No philosopher has yet appeared who has realised as it should be realised, the creative power of the human mind. Behind these brownish-coloured, pulled-down blinds on the way to St. Edmund's pottery, where all those little town-council houses carried their red-tiled roofs so trim, there emerged from Cordelia's mind as she stood with her staring, swimming, dazed eyes fixed on her mate and her awkward elbow propped on that ridiculous mantelpiece, such an intensity of feeling that it had the power to draw out of the air, although she knew it not, these wandering half-lives. Any clairvoyant sense could have seen them there hovering about her body, and making their weak, chittering signals to the subhuman progeny of her womb, whose embryo consciousness must have been on a level with their own half-created fumblings. But why did this thick, dumb, numb, down-dragging pull of cosmic entropy, this dark gravitation-weight, sinking into decomposition and dissolution, tug at those two just then, at the man in the purple chair, with the tasselled valances trailing upon the floor, and at the woman who had just told him he was a begetter? Was it because—with that iron bar hammering to get out from its locked-up prison—Mr. Evans' fungus-grown mind groped amid after-births and abortions and corpses dead in their travail?

Whatever the cause may have been of what happened to those two behind those drawn blinds, both visitations came and went in no more than a hundred tickings of the watch in the man's pocket.
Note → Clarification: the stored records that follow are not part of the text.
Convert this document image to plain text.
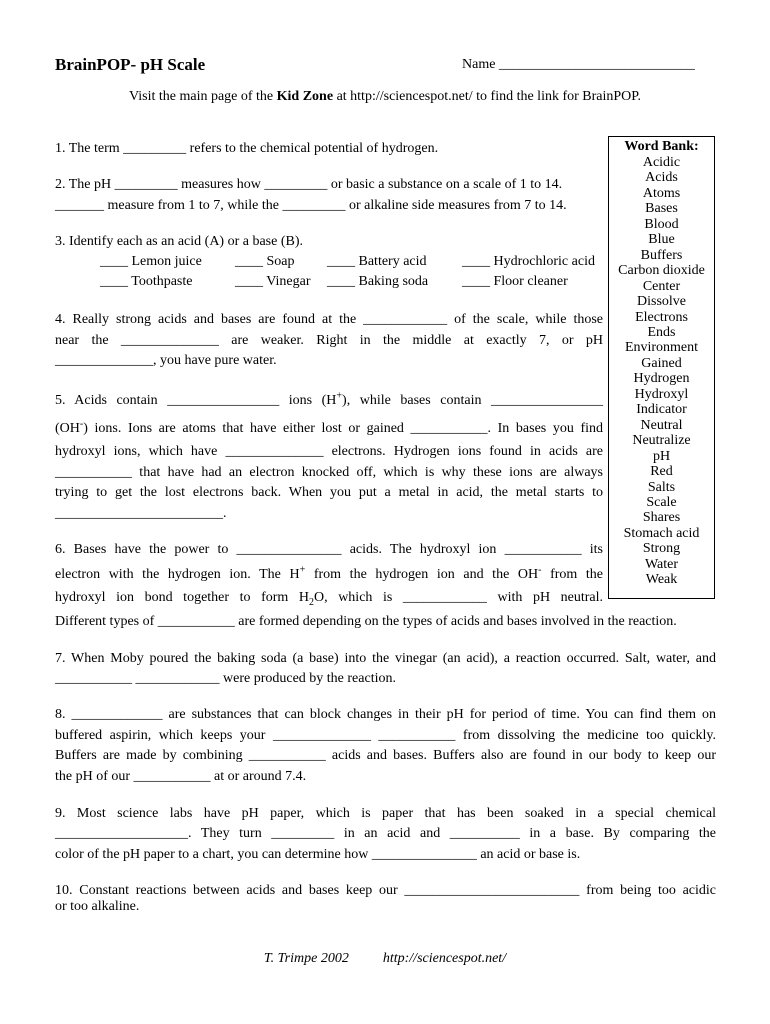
BrainPOP- pH Scale	Name ____________________________
Visit the main page of the Kid Zone at http://sciencespot.net/ to find the link for BrainPOP.
Word Bank:
Acidic
Acids
Atoms
Bases
Blood
Blue
Buffers
Carbon dioxide
Center
Dissolve
Electrons
Ends
Environment
Gained
Hydrogen
Hydroxyl
Indicator
Neutral
Neutralize
pH
Red
Salts
Scale
Shares
Stomach acid
Strong
Water
Weak
1. The term _________ refers to the chemical potential of hydrogen.
2. The pH _________ measures how _________ or basic a substance on a scale of 1 to 14.
_______ measure from 1 to 7, while the _________ or alkaline side measures from 7 to 14.
3. Identify each as an acid (A) or a base (B).
____ Lemon juice ____ Soap ____ Battery acid	____ Hydrochloric acid
____ Toothpaste	____ Vinegar ____ Baking soda ____ Floor cleaner
4. Really strong acids and bases are found at the ____________ of the scale, while those
near the ______________ are weaker. Right in the middle at exactly 7, or pH
______________, you have pure water.
5. Acids contain ________________ ions (H+), while bases contain ________________
(OH-) ions. Ions are atoms that have either lost or gained ___________. In bases you find
hydroxyl ions, which have ______________ electrons. Hydrogen ions found in acids are
___________ that have had an electron knocked off, which is why these ions are always
trying to get the lost electrons back. When you put a metal in acid, the metal starts to
________________________.
6. Bases have the power to _______________ acids. The hydroxyl ion ___________ its
electron with the hydrogen ion. The H+ from the hydrogen ion and the OH- from the
hydroxyl ion bond together to form $H_2O$, which is ____________ with pH neutral.
Different types of ___________ are formed depending on the types of acids and bases involved in the reaction.
7. When Moby poured the baking soda (a base) into the vinegar (an acid), a reaction occurred. Salt, water, and
___________ ____________ were produced by the reaction.
8. _____________ are substances that can block changes in their pH for period of time. You can find them on
buffered aspirin, which keeps your ______________ ___________ from dissolving the medicine too quickly.
Buffers are made by combining ___________ acids and bases. Buffers also are found in our body to keep our
the pH of our ___________ at or around 7.4.
9. Most science labs have pH paper, which is paper that has been soaked in a special chemical
___________________. They turn _________ in an acid and __________ in a base. By comparing the
color of the pH paper to a chart, you can determine how _______________ an acid or base is.
10. Constant reactions between acids and bases keep our _________________________ from being too acidic
or too alkaline.
T. Trimpe 2002 http://sciencespot.net/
Phenomena that pass so quickly—thought-eLementals floating in and floating out, and this death-cold touch of the draught of decomposition—surely they are beneath notice, beneath analysis, beneath explanation? On the contrary, the very essence of life is revealed in such fleeting impressions; and in experiences such as these Eternity itself can be heard moaning and weeping, as its Cimmerian waters advance and recede around the lamplit promontories of Time.

“What shall we call him if he's a boy, Owen?” Her voice just then was more than he could bear. Nothing makes human nerves dance with such blind fury as a voice piercing the hollow of the ear at the moment when the will is stretched out like a piece of India rubber on the rack of indecision.

“Torture!” he shouted, sitting up in the purple chair and clutching its elbows furiously, while the rim of her hat was now completely crushed beneath him. “We'll call him Torture; and if she's a girl we'll call her Finis, the End. For she'll be the end. And all is the end.”

Cordy's face went white, white as the surface of the little china pussy-cat which Crummie had given her, and which now fell over sideways as she jerked her arm from the mantelpiece. But she wasn't the daughter of Geard of Glastonbury for nothing. Incontinently she rushed straight to his side.

“You're unhappy, Owen; you're ill; you're hurt. Something horrible's troubling you.”

He pushed her arms away. He lurched to his feet. He bent down and picked up his bowler hat which was lying on its smooth crown, its dirty interior uppermost. “It's nearly sunset,” he muttered. “If I don't go now I'll never go.”

“Where are you going, Owen?”

He looked at her wildly. “Well! he must be stopped, mustn't he? It's one thing or the other, isn't it?”

“What are you talking about, Owen? Are you crazy?”

“Oh, nothing . . . nothing . . . nothing . . . nothing!” he muttered. “You don't want to see me in the dock, do you? In the dock, woman!” These last words came from him with a wild shout.

Cordy glanced at the brown blinds which were bulging a little. There was a wind blowing up. She went to the door leading into the passage, locked it, and placed her back against it. “You don't leave this room, Owen,” she gasped.

He was now buttoning up his black overcoat. His hat was on his head, pressed down so low over his eyes that his eyebrows were invisible. This produced a most curious effect as he glared at her from under its shadow. But an unexpected change of mood came upon him. He began wheedling and coaxing and imploring.